The quantile regression (QR) framework provides a pragmatic approach in understanding the differential impacts of covariates along the distribution of an outcome. However, the QR framework that has pervaded the applied economics literature is based on the conditional quantile regression method. It is used to assess the impact of a covariate on a quantile of the outcome conditional on specific values of other covariates. In most cases, conditional quantile regression may generate results that are often not generalizable or interpretable in a policy or population context. In contrast, the unconditional quantile regression method provides more interpretable results as it marginalizes the effect over the distributions of other covariates in the model. In this paper, the differences between these two regression frameworks are highlighted, both conceptually and econometrically.
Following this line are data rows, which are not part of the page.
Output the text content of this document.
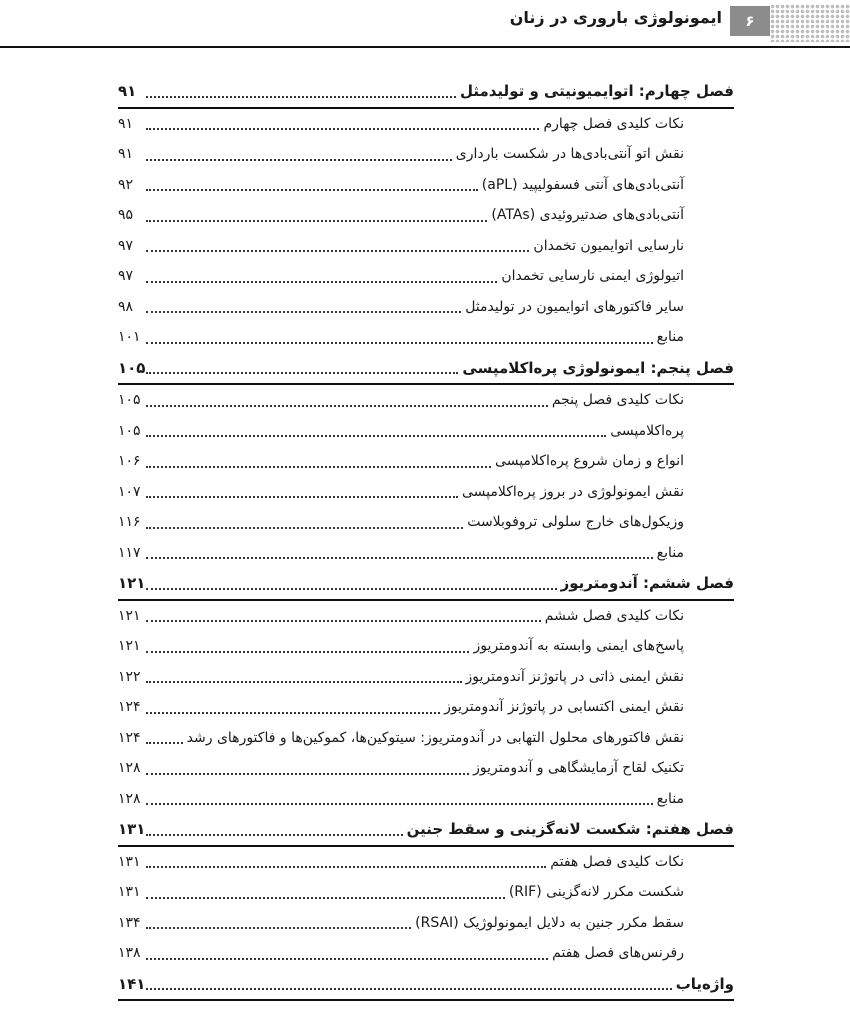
۶
ایمونولوژی باروری در زنان
فصل چهارم: اتوایمیونیتی و تولیدمثل
۹۱
نکات کلیدی فصل چهارم
۹۱
نقش اتو آنتی‌بادی‌ها در شکست بارداری
۹۱
آنتی‌بادی‌های آنتی فسفولیپید (aPL)
۹۲
آنتی‌بادی‌های ضدتیروئیدی (ATAs)
۹۵
نارسایی اتوایمیون تخمدان
۹۷
اتیولوژی ایمنی نارسایی تخمدان
۹۷
سایر فاکتورهای اتوایمیون در تولیدمثل
۹۸
منابع
۱۰۱
فصل پنجم: ایمونولوژی پره‌اکلامپسی
۱۰۵
نکات کلیدی فصل پنجم
۱۰۵
پره‌اکلامپسی
۱۰۵
انواع و زمان شروع پره‌اکلامپسی
۱۰۶
نقش ایمونولوژی در بروز پره‌اکلامپسی
۱۰۷
وزیکول‌های خارج سلولی تروفوبلاست
۱۱۶
منابع
۱۱۷
فصل ششم: آندومتریوز
۱۲۱
نکات کلیدی فصل ششم
۱۲۱
پاسخ‌های ایمنی وابسته به آندومتریوز
۱۲۱
نقش ایمنی ذاتی در پاتوژنز آندومتریوز
۱۲۲
نقش ایمنی اکتسابی در پاتوژنز آندومتریوز
۱۲۴
نقش فاکتورهای محلول التهابی در آندومتریوز: سیتوکین‌ها، کموکین‌ها و فاکتورهای رشد
۱۲۴
تکنیک لقاح آزمایشگاهی و آندومتریوز
۱۲۸
منابع
۱۲۸
فصل هفتم: شکست لانه‌گزینی و سقط جنین
۱۳۱
نکات کلیدی فصل هفتم
۱۳۱
شکست مکرر لانه‌گزینی (RIF)
۱۳۱
سقط مکرر جنین به دلایل ایمونولوژیک (RSAI)
۱۳۴
رفرنس‌های فصل هفتم
۱۳۸
واژه‌یاب
۱۴۱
Additionally, using real-world claims data from a large US health insurer, alternative QR frameworks are implemented to assess the differential impacts of covariates along the distribution of medication adherence among elderly patients with Alzheimer’s disease.
机译:分位数回归(QR)框架提供了一种实用的方法,可以理解协变量沿结果分布的不同影响。但是,已经遍及应用经济学文献的QR框架是基于条件分位数回归方法的。它用于评估以其他协变量的特定值为条件的协变量对结果分位数的影响。在大多数情况下,条件分位数回归可能会产生在政策或人群背景下通常无法推广或解释的结果。相反,无条件分位数回归方法提供了更多可解释的结果,因为它使模型中其他协变量分布的影响微不足道。在本文中,从概念上和计量上强调了这两个回归框架之间的差异。此外,利用来自美国一家大型医疗保险公司的实际索赔数据,可以采用其他QR框架来评估协变量对老年痴呆症患者依从性依从性分布的不同影响。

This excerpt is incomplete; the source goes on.